John Schaaf, the Kentucky Legislative Ethics Commission’s counsel, describes CHPA’s strategy as a game changer. “They have completely turned the traditional approach to lobbying around,” he says. “For the most part, businesses and organizations that lobby, if they have important issues going on, they’ll add lobbyists to their list. They’ll employ more people to go out there and talk to legislators. CHPA employs very few lobbyists and they spend 99 percent of their lobbying expenditures on this sort of grassroots outreach on phone banking and advertising. As far as I know, nothing’s ever produced the number of calls or the visibility of this particular effort.”
In other words: Rather than relying on political professionals to deliver their message, CHPA got voters to do it—and politicians listened, in Kentucky and beyond. There has been no major federal legislation to address meth labs since 2005, when pseudoephedrine was put behind the counter and sales limits were imposed (see “The Need for Speed,” page 37).

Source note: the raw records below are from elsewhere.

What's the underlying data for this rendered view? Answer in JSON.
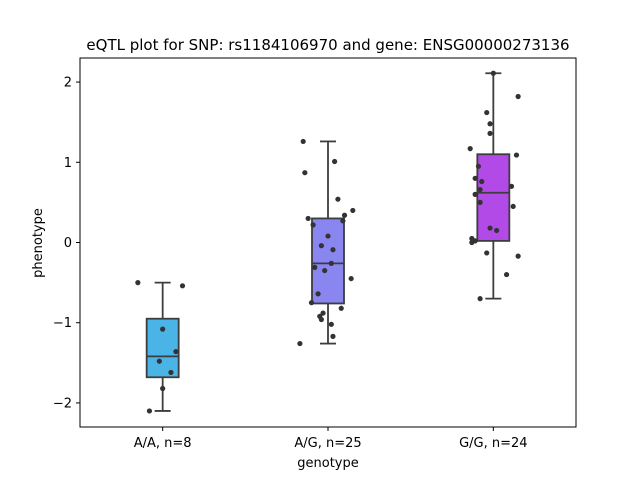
{
  "chart_data": {
    "type": "box",
    "title": "eQTL plot for SNP: rs1184106970 and gene: ENSG00000273136",
    "xlabel": "genotype",
    "ylabel": "phenotype",
    "ylim": [
      -2.3,
      2.3
    ],
    "yticks": [
      -2,
      -1,
      0,
      1,
      2
    ],
    "ytick_labels": [
      "−2",
      "−1",
      "0",
      "1",
      "2"
    ],
    "grid": false,
    "categories": [
      "A/A, n=8",
      "A/G, n=25",
      "G/G, n=24"
    ],
    "boxes": [
      {
        "category": "A/A, n=8",
        "color": "#4ab4e6",
        "whisker_low": -2.1,
        "q1": -1.68,
        "median": -1.42,
        "q3": -0.95,
        "whisker_high": -0.5
      },
      {
        "category": "A/G, n=25",
        "color": "#8a86f0",
        "whisker_low": -1.26,
        "q1": -0.76,
        "median": -0.26,
        "q3": 0.3,
        "whisker_high": 1.26
      },
      {
        "category": "G/G, n=24",
        "color": "#b24ae8",
        "whisker_low": -0.7,
        "q1": 0.02,
        "median": 0.62,
        "q3": 1.1,
        "whisker_high": 2.11
      }
    ],
    "points": [
      [
        -0.5,
        -0.54,
        -1.08,
        -1.36,
        -1.48,
        -1.62,
        -1.82,
        -2.1
      ],
      [
        1.26,
        1.01,
        0.87,
        0.54,
        0.4,
        0.34,
        0.3,
        0.27,
        0.22,
        0.08,
        -0.04,
        -0.09,
        -0.26,
        -0.31,
        -0.35,
        -0.45,
        -0.64,
        -0.75,
        -0.82,
        -0.88,
        -0.92,
        -0.96,
        -1.02,
        -1.17,
        -1.26
      ],
      [
        2.11,
        1.82,
        1.62,
        1.48,
        1.36,
        1.17,
        1.09,
        0.95,
        0.8,
        0.76,
        0.7,
        0.66,
        0.6,
        0.5,
        0.45,
        0.18,
        0.15,
        0.05,
        0.02,
        0.0,
        -0.13,
        -0.17,
        -0.4,
        -0.7
      ]
    ],
    "jitter": [
      [
        -0.15,
        0.12,
        0.0,
        0.08,
        -0.02,
        0.05,
        0.0,
        -0.08
      ],
      [
        -0.15,
        0.04,
        -0.14,
        0.06,
        0.15,
        0.1,
        -0.12,
        0.09,
        -0.09,
        0.0,
        -0.04,
        0.03,
        0.02,
        -0.08,
        -0.02,
        0.14,
        -0.06,
        -0.1,
        0.08,
        -0.03,
        -0.05,
        -0.04,
        0.02,
        0.03,
        -0.17
      ],
      [
        0.0,
        0.15,
        -0.04,
        -0.02,
        -0.02,
        -0.14,
        0.14,
        -0.09,
        -0.11,
        -0.07,
        0.11,
        -0.08,
        -0.11,
        -0.08,
        0.12,
        -0.02,
        0.02,
        -0.13,
        -0.11,
        -0.13,
        -0.04,
        0.15,
        0.08,
        -0.08
      ]
    ]
  }
}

Lawmakers in 24 states have tried to pass prescription bills since 2009. In 23 of them, they failed.
The single exception was Mississippi, where a prescription measure supported by Republican Gov. Haley Barbour passed in 2010. The head of the state Bureau of Narcotics, Marshall Fisher, says one key to the bill’s passage was making sure it was not referred to the Legislature’s health committee, where members tend to develop close relationships with pharma lobbyists. Fisher has testified about prescription bills before health committees in several other states. “It seems like every time we’ve done that, the deck is stacked against us,” he says. “You can’t fight that.” Following the bill’s passage, the number of meth labs busted in Mississippi fell more than 70 percent. The state narcotics bureau, which tracks the number of drug-endangered children, reported the number of such cases fell 81 percent in the first year the law was in effect.